A Little Moore Café Revival Closes After Less Than A Year In Leucadia, Space Quietly Hits The Market

The revival of A Little Moore Café in San Diego's North County has already come to an abrupt end. Less than a year after reopening on North Coast Highway 101 in Leucadia, the breakfast spot has closed its doors and the fully built-out restaurant is now listed for sale.

The closure caps a brief but emotional chapter for Encinitas natives and co-owners Andy Vasquez and Deon Dickey, who grew up eating at the original A Little Moore Café and purchased the business name and intellectual property from longtime owner Chang Han after the diner lost its lease in 2023. In the interim, the pair kept the brand alive through pop-up brunches in partnership with local bars, while they searched for a permanent home in the neighborhood they’d always called their own.

They ultimately landed at 698 North Coast Highway 101, a space next door to Leucadia Barbershop, which had also been displaced from the original site. When A Little Moore Café finally reopened there on January 19, 2025, Vasquez and Dickey framed it as a community victory, salvaging the retro bar, booths, and stools from the old location and updating the menu with a mix of classic diner plates and modern breakfast-and-lunch dishes. Alcohol service, including mimosas, beer, and wine, was planned pending permit approvals.

Now, the reincarnated café has gone dark. While no public farewell statement has been issued by the owners, the business has ceased operating and a new listing from Next Wave Commercial confirms the restaurant is being offered as a turnkey opportunity. The marketing materials describe the property as a fully built-out café or fast-casual restaurant along Leucadia’s main coastal corridor, with a brand-new kitchen, furniture, fixtures and equipment, and a beer-and-wine license included in the sale.

According to the listing, the space totals approximately 1,325 square feet inside plus a roughly 780-square-foot patio, with current base rent just under $8,000 per month and about three years remaining on the lease term, along with a five-year renewal option. The brokers pitch the site as an unusually plug-and-play chance for an experienced operator to break into one of San Diego County’s most coveted beach neighborhoods, where restaurant inventory is scarce and demand remains high.
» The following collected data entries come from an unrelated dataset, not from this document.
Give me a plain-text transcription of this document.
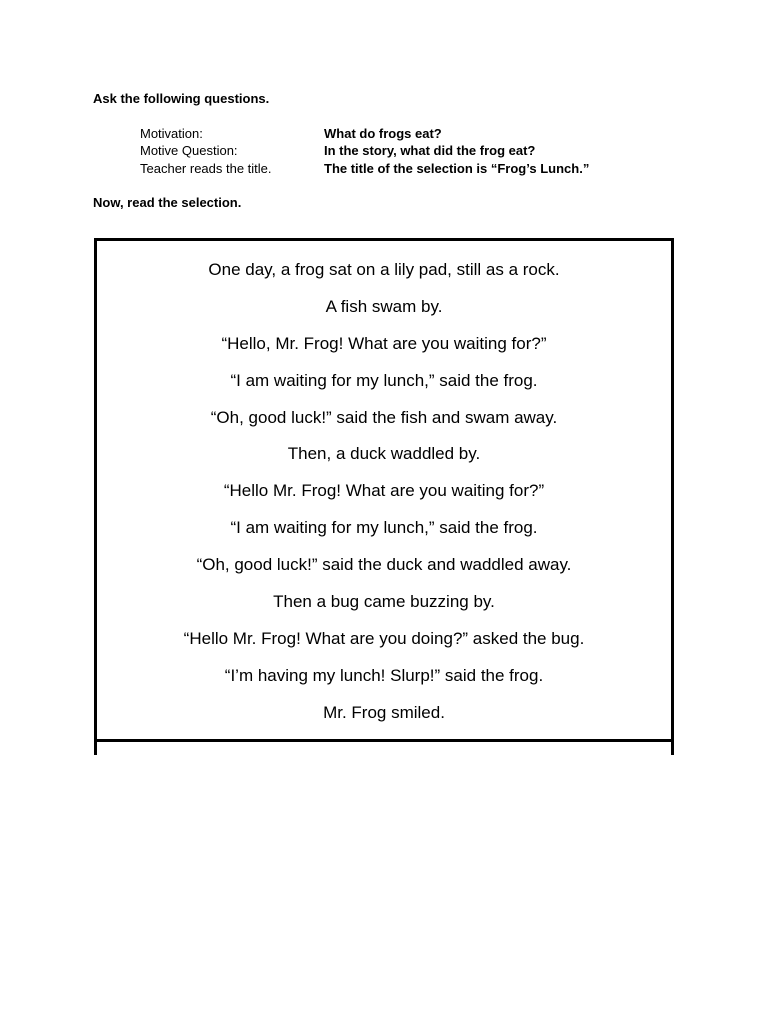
Ask the following questions.
Motivation:	What do frogs eat?
Motive Question:	In the story, what did the frog eat?
Teacher reads the title.	The title of the selection is “Frog’s Lunch.”
Now, read the selection.
One day, a frog sat on a lily pad, still as a rock.
A fish swam by.
“Hello, Mr. Frog! What are you waiting for?”
“I am waiting for my lunch,” said the frog.
“Oh, good luck!” said the fish and swam away.
Then, a duck waddled by.
“Hello Mr. Frog! What are you waiting for?”
“I am waiting for my lunch,” said the frog.
“Oh, good luck!” said the duck and waddled away.
Then a bug came buzzing by.
“Hello Mr. Frog! What are you doing?” asked the bug.
“I’m having my lunch! Slurp!” said the frog.
Mr. Frog smiled.
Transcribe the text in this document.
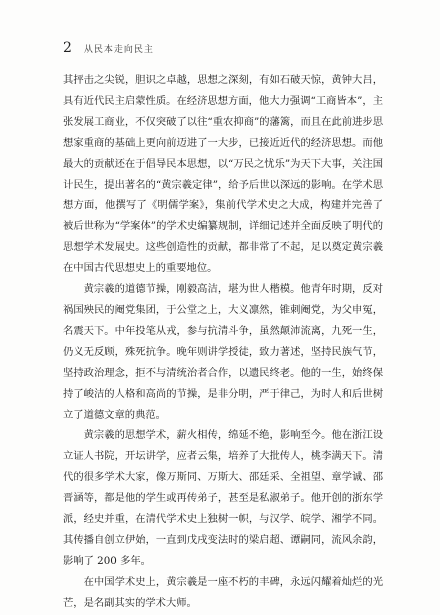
2 从民本走向民主

其抨击之尖锐，胆识之卓越，思想之深刻，有如石破天惊，黄钟大吕，具有近代民主启蒙性质。在经济思想方面，他大力强调“工商皆本”，主张发展工商业，不仅突破了以往“重农抑商”的藩篱，而且在此前进步思想家重商的基础上更向前迈进了一大步，已接近近代的经济思想。而他最大的贡献还在于倡导民本思想，以“万民之忧乐”为天下大事，关注国计民生，提出著名的“黄宗羲定律”，给予后世以深远的影响。在学术思想方面，他撰写了《明儒学案》，集前代学术史之大成，构建并完善了被后世称为“学案体”的学术史编纂规制，详细记述并全面反映了明代的思想学术发展史。这些创造性的贡献，都非常了不起，足以奠定黄宗羲在中国古代思想史上的重要地位。

黄宗羲的道德节操，刚毅高洁，堪为世人楷模。他青年时期，反对祸国殃民的阉党集团，于公堂之上，大义凛然，锥刺阉党，为父申冤，名震天下。中年投笔从戎，参与抗清斗争，虽然颠沛流离，九死一生，仍义无反顾，殊死抗争。晚年则讲学授徒，致力著述，坚持民族气节，坚持政治理念，拒不与清统治者合作，以遗民终老。他的一生，始终保持了峻洁的人格和高尚的节操，是非分明，严于律己，为时人和后世树立了道德文章的典范。

黄宗羲的思想学术，薪火相传，绵延不绝，影响至今。他在浙江设立证人书院，开坛讲学，应者云集，培养了大批传人，桃李满天下。清代的很多学术大家，像万斯同、万斯大、邵廷采、全祖望、章学诚、邵晋涵等，都是他的学生或再传弟子，甚至是私淑弟子。他开创的浙东学派，经史并重，在清代学术史上独树一帜，与汉学、皖学、湘学不同。其传播自创立伊始，一直到戊戌变法时的梁启超、谭嗣同，流风余韵，影响了 200 多年。

在中国学术史上，黄宗羲是一座不朽的丰碑，永远闪耀着灿烂的光芒，是名副其实的学术大师。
The short-lived return underscores the challenges independent operators face even in destination corridors like Highway 101, where rising buildout and operating costs can quickly outpace the optimism of a nostalgia-fueled reopening. For locals, the closure is a double blow: first losing the original A Little Moore Café when its lease wasn’t renewed, then watching the comeback effort flicker out in less than a year despite the best intentions of third-generation “local locals” who set out to keep a neighborhood institution alive.

What happens next for the A Little Moore Café brand is unclear. Vasquez and Dickey had previously expressed a long-term commitment to Leucadia and spoke openly about carrying the torch for their families and for original owners Chang and Misan Han. Whether they will pursue yet another location, pivot to pop-ups and catering again, or move on to other projects remains to be seen, but the listing signals that someone else may soon be cooking in the space they worked so hard to secure.

For now, 698 North Coast Highway 101 stands as an intriguing turn-key restaurant opportunity along the North County coast. Whoever takes over will inherit a freshly built café footprint in the heart of Leucadia, and the chance to tap into lingering community affection for a breakfast icon that once seemed poised for a second life, only to fade again almost as quickly as it returned.